Talent isn't everything for fulfilling a successful football career.
A lot of football players that may have been talented have lacked the fortune and the mental fortitude that could've taken them from the ranks of good players, to the pantheon of footballing greats.
GMS contributor Thanos Batzios gives us his list of some of the most wasted talents in world football...
10. Adrian Mutu
Chelsea spent £15million to purchase the 24-year-old Mutu; a talented forward with glorious technique.
In 2005, the Football Association Premier League Appeals Committee decided that the player had committed a breach of his contract without just cause, which made Chelsea eligible to sue him.
Mutu was eventually forced to pay £14.8million. Many say that Mutu couldn't recover and his career never had the flash it should have.
Pele named Robinho his successor when he stunned the world with his performances for Santos in the early 2000's.
Real Madrid managed to purchase him in 2005 and the Brazilian made such appearances which led people to believe he was the next big thing in football.
His move to the English side of Manchester City was probably the worst decision he made in his career. Robinho didn't fit the toughness and the mentality of the English football, and City loaned him back to his old team, Santos.
In 2010, AC Milan purchased Robinho and gave him a chance for redemption, but he failed to shine once again.
8. Ricardo Quaresma
Quaresma's talent was ridiculous. He led Porto to the Portuguese Championship three times in-a-row with his insane creativity.
But in the bigger stages of Europe, where winning and domination are more important than rabonas, trivelas and a few other highlight reel moments, Quaresma failed to make it.
7. Peter Marinello
The Scottish winger with the great dribbling skills was just 19 when he scored a solo winner for Arsenal against Manchester United at Old Trafford at 1969.
Maybe it was the lack of sound advice, the big city lights or his wife's depression, which saw Peter Marinello go from being The "Scottish George Best" to "the guy who wrote the manual on how not to do it".
6. Alvaro Recoba
The Uruguayan attacking midfielder had more talent in his opposite foot than the large majority of football players have in their regular.
But he didn't have the mentality of a winner or of a superstar and he was oddly okay with being a bench player at Inter Milan for about nine years, putting in mediocre performances and only having his moment with some spectacular goals.
5. Sebastian Deisler
The right winger with the glass feet, was hailed as the future of German football in the early-2000s.
His excellent control of the ball and his accurate right foot was the reason clubs like Hertha and Bayern purchased him.
He suffered several major injuries though, like cruciate ligament rapture, which coused him a major depression problem, making him retire from professional football in January 2007 at the age of 27 and never really manage to tap his full potential.
4. Stan Collymore
Collymore was cast in the mould of a great striker.

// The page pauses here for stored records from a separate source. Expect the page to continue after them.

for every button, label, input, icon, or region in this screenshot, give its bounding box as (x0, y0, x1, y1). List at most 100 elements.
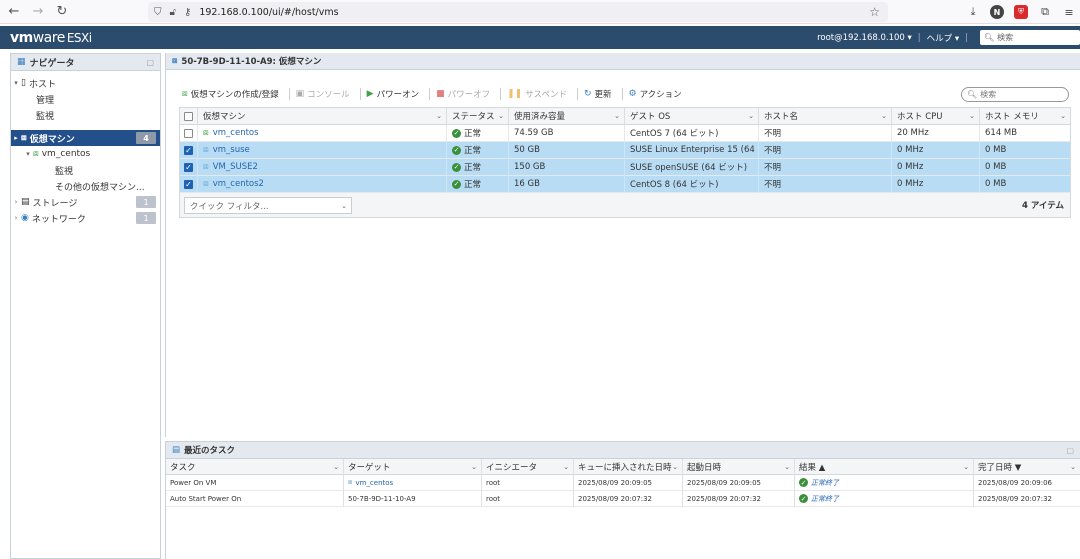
col-host-cpu[interactable]: ホスト CPU ⌄ (892, 107, 980, 125)
col-host-memory[interactable]: ホスト メモリ ⌄ (980, 108, 1070, 125)
navigator-icon: ▦ (17, 57, 26, 67)
table-footer: クイック フィルタ... ⌄ 4 アイテム (180, 193, 1070, 217)
nav-vm-monitor[interactable]: 監視 (11, 162, 160, 178)
reload-icon[interactable]: ↻ (52, 2, 72, 22)
col-guest-os[interactable]: ゲスト OS ⌄ (625, 107, 759, 125)
bookmark-star-icon[interactable]: ☆ (869, 5, 880, 19)
expand-arrow-icon[interactable]: › (11, 214, 21, 222)
collapse-icon[interactable]: ▢ (1066, 446, 1074, 455)
vm-list-panel: ⧈ 50-7B-9D-11-10-A9: 仮想マシン ⧈ 仮想マシンの作成/登録 … (165, 53, 1080, 437)
vm-running-icon: ⧈ (203, 128, 209, 138)
check-circle-icon: ✓ (452, 162, 461, 172)
refresh-button[interactable]: ↻ 更新 (584, 88, 612, 100)
address-bar[interactable]: ⛉ 🔓︎ ⚷ 192.168.0.100/ui/#/host/vms ☆ (148, 2, 888, 22)
expand-arrow-icon[interactable]: ▸ (11, 134, 21, 142)
nav-host[interactable]: ▾ ▯ ホスト (11, 75, 160, 91)
col-used-space[interactable]: 使用済み容量 ⌄ (509, 107, 625, 125)
vm-name-cell[interactable]: ⧈ vm_centos (198, 124, 447, 142)
task-row[interactable]: Power On VM ⧈ vm_centos root 2025/08/09 2… (166, 474, 1080, 491)
quick-filter-dropdown[interactable]: クイック フィルタ... ⌄ (184, 197, 352, 214)
actions-button[interactable]: ⚙ アクション (629, 88, 682, 100)
pause-icon: ❚❚ (507, 89, 523, 99)
host-memory-cell: 0 MB (985, 179, 1007, 189)
vm-group-icon: ⧈ (172, 56, 178, 66)
create-vm-button[interactable]: ⧈ 仮想マシンの作成/登録 (182, 88, 279, 100)
suspend-button[interactable]: ❚❚ サスペンド (507, 88, 567, 100)
nav-other-vms[interactable]: その他の仮想マシン... (11, 178, 160, 194)
check-circle-icon: ✓ (799, 478, 808, 487)
row-checkbox[interactable] (180, 124, 198, 142)
col-status[interactable]: ステータス ⌄ (447, 107, 509, 125)
task-row[interactable]: Auto Start Power On 50-7B-9D-11-10-A9 ro… (166, 490, 1080, 507)
vmware-logo: vmware ESXi (10, 29, 92, 46)
col-task[interactable]: タスク ⌄ (166, 458, 344, 475)
status-cell: ✓ 正常 (447, 124, 509, 142)
col-target[interactable]: ターゲット ⌄ (344, 458, 482, 475)
host-cpu-cell: 0 MHz (892, 175, 980, 193)
extension-shield-icon[interactable]: ⛨ (1014, 5, 1028, 19)
table-row[interactable]: ⧈ vm_centos ✓ 正常 74.59 GB CentOS 7 (64 ビット… (180, 124, 1070, 142)
host-cpu-cell: 20 MHz (892, 124, 980, 142)
search-icon: 🔍︎ (984, 33, 995, 42)
extensions-puzzle-icon[interactable]: ⧉ (1038, 5, 1052, 19)
table-row[interactable]: ✓ ⧈ VM_SUSE2 ✓ 正常 150 GB SUSE openSUSE (64… (180, 158, 1070, 176)
expand-arrow-icon[interactable]: ▾ (23, 150, 33, 158)
vm-name-cell[interactable]: ⧈ vm_centos2 (198, 175, 447, 193)
nav-host-manage[interactable]: 管理 (11, 91, 160, 107)
host-name-cell: 不明 (759, 175, 892, 193)
extension-n-icon[interactable]: N (990, 5, 1004, 19)
vm-name-cell[interactable]: ⧈ vm_suse (198, 141, 447, 159)
host-cpu-cell: 0 MHz (892, 141, 980, 159)
col-initiator[interactable]: イニシエータ ⌄ (482, 458, 574, 475)
download-icon[interactable]: ⤓ (966, 5, 980, 19)
col-result[interactable]: 結果 ▲ ⌄ (795, 458, 974, 475)
expand-arrow-icon[interactable]: › (11, 198, 21, 206)
nav-storage[interactable]: › ▤ ストレージ 1 (11, 194, 160, 210)
vm-search-input[interactable]: 🔍︎ 検索 (961, 87, 1069, 102)
nav-vm-centos[interactable]: ▾ ⧈ vm_centos (11, 146, 160, 162)
refresh-icon: ↻ (583, 89, 592, 99)
forward-icon[interactable]: → (28, 2, 48, 22)
check-circle-icon: ✓ (452, 179, 461, 189)
select-all-checkbox[interactable] (180, 107, 198, 125)
col-queued[interactable]: キューに挿入された日時 ⌄ (574, 458, 683, 475)
collapse-icon[interactable]: ▢ (146, 58, 154, 67)
col-completed[interactable]: 完了日時 ▼ ⌄ (974, 459, 1080, 475)
recent-tasks-panel: ▤ 最近のタスク ▢ タスク ⌄ ターゲット ⌄ イニシエータ ⌄ キューに挿入された… (165, 441, 1080, 559)
back-icon[interactable]: ← (4, 2, 24, 22)
expand-arrow-icon[interactable]: ▾ (11, 79, 21, 87)
check-circle-icon: ✓ (799, 494, 808, 503)
page-title: ⧈ 50-7B-9D-11-10-A9: 仮想マシン (166, 53, 1080, 70)
menu-icon[interactable]: ≡ (1062, 5, 1076, 19)
row-checkbox[interactable]: ✓ (180, 175, 198, 193)
used-space-cell: 50 GB (509, 141, 625, 159)
header-search-input[interactable]: 🔍︎ 検索 (980, 30, 1080, 45)
initiator-cell: root (482, 490, 574, 507)
col-vm-name[interactable]: 仮想マシン ⌄ (198, 107, 447, 125)
vm-name-cell[interactable]: ⧈ VM_SUSE2 (198, 158, 447, 176)
create-vm-icon: ⧈ (182, 89, 188, 99)
status-cell: ✓ 正常 (447, 158, 509, 176)
completed-cell: 2025/08/09 20:09:06 (978, 478, 1053, 487)
vm-table: 仮想マシン ⌄ ステータス ⌄ 使用済み容量 ⌄ ゲスト OS ⌄ ホスト名 ⌄ ホスト … (179, 107, 1071, 218)
table-row[interactable]: ✓ ⧈ vm_suse ✓ 正常 50 GB SUSE Linux Enterpri… (180, 141, 1070, 159)
check-circle-icon: ✓ (452, 145, 461, 155)
row-checkbox[interactable]: ✓ (180, 141, 198, 159)
user-menu[interactable]: root@192.168.0.100 ▾ (817, 33, 912, 43)
nav-host-monitor[interactable]: 監視 (11, 107, 160, 123)
vm-off-icon: ⧈ (203, 145, 209, 155)
power-off-button[interactable]: ■ パワーオフ (436, 88, 490, 100)
target-cell[interactable]: ⧈ vm_centos (344, 474, 482, 491)
power-on-button[interactable]: ▶ パワーオン (367, 88, 419, 100)
target-cell[interactable]: 50-7B-9D-11-10-A9 (344, 490, 482, 507)
row-checkbox[interactable]: ✓ (180, 158, 198, 176)
network-count-badge: 1 (136, 212, 156, 224)
nav-virtual-machines[interactable]: ▸ ⧈ 仮想マシン 4 (11, 130, 160, 146)
nav-network[interactable]: › ◉ ネットワーク 1 (11, 210, 160, 226)
console-button[interactable]: ▣ コンソール (296, 88, 350, 100)
result-cell: ✓ 正常終了 (795, 490, 974, 507)
col-host-name[interactable]: ホスト名 ⌄ (759, 107, 892, 125)
help-menu[interactable]: ヘルプ ▾ (927, 32, 959, 44)
col-started[interactable]: 起動日時 ⌄ (683, 458, 795, 475)
table-row[interactable]: ✓ ⧈ vm_centos2 ✓ 正常 16 GB CentOS 8 (64 ビット… (180, 175, 1070, 193)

Tall, fast, strong, two-footed and a great eye for the goal. His partnership with Robbie Fowler at Liverpool in the mid 90's was sensational and dream-like.
Stan was sadly another victim of depression however. That was probably the one reason he didn't forge a world-class player's career.
His biography tells us about what depression can do to a man. Had his head been in the right place, Collymore would have been one of the greatest strikers in the world.
When you talk about wasted talents in football, Adriano's name is one of the first to come up. When the whole world watched him play at Inter Milan, the Brazilian striker looked genuinely unstoppable. Excellent dribbling ability, an incredibly powerful left foot and great striker's positioning were his main qualities, that made him -for a year or so- one of the fiercestt strikers in the world.
His inconsistency though marked his career. Probably a case of a kid taken away too soon(he was bought as a 19-year-old by Inter), Adriano never really grew up. He wasn't a big fan of the training sessions, which led to problems with his weight, which led for him being untrustworthy to Inter and every other team in that regard.
2. Paul Gascoigne
A few years ago, Sir Alex Ferguson gave an interview in which he suggested that he could've been the man who could have turned that raw genius into a functioning footballer, or more importantly a functioning human being.
An incredible midfielder, with great positioning, passing skills and the love for the spectacular goal, Gazza made crowds gasp, in a way people hadn't seen in years.
Gascoigne's mental demons, drug addiction and alcoholism derailed what could have been an historic career.
1. Duncan Edwards
"He was the best player I've ever seen and the best footballer I ever played with," says Sir Bobby Charlton.
The Munich air disaster at 1958, took the life of a 21-year-old versatile player, armed with boundless stamina, an all-encompassing range of passing and a truly ferocious shot, a player who could control any game he played in.
Everyone who has seen Edwards play talks about one of the best and most complete football player this world has ever seen.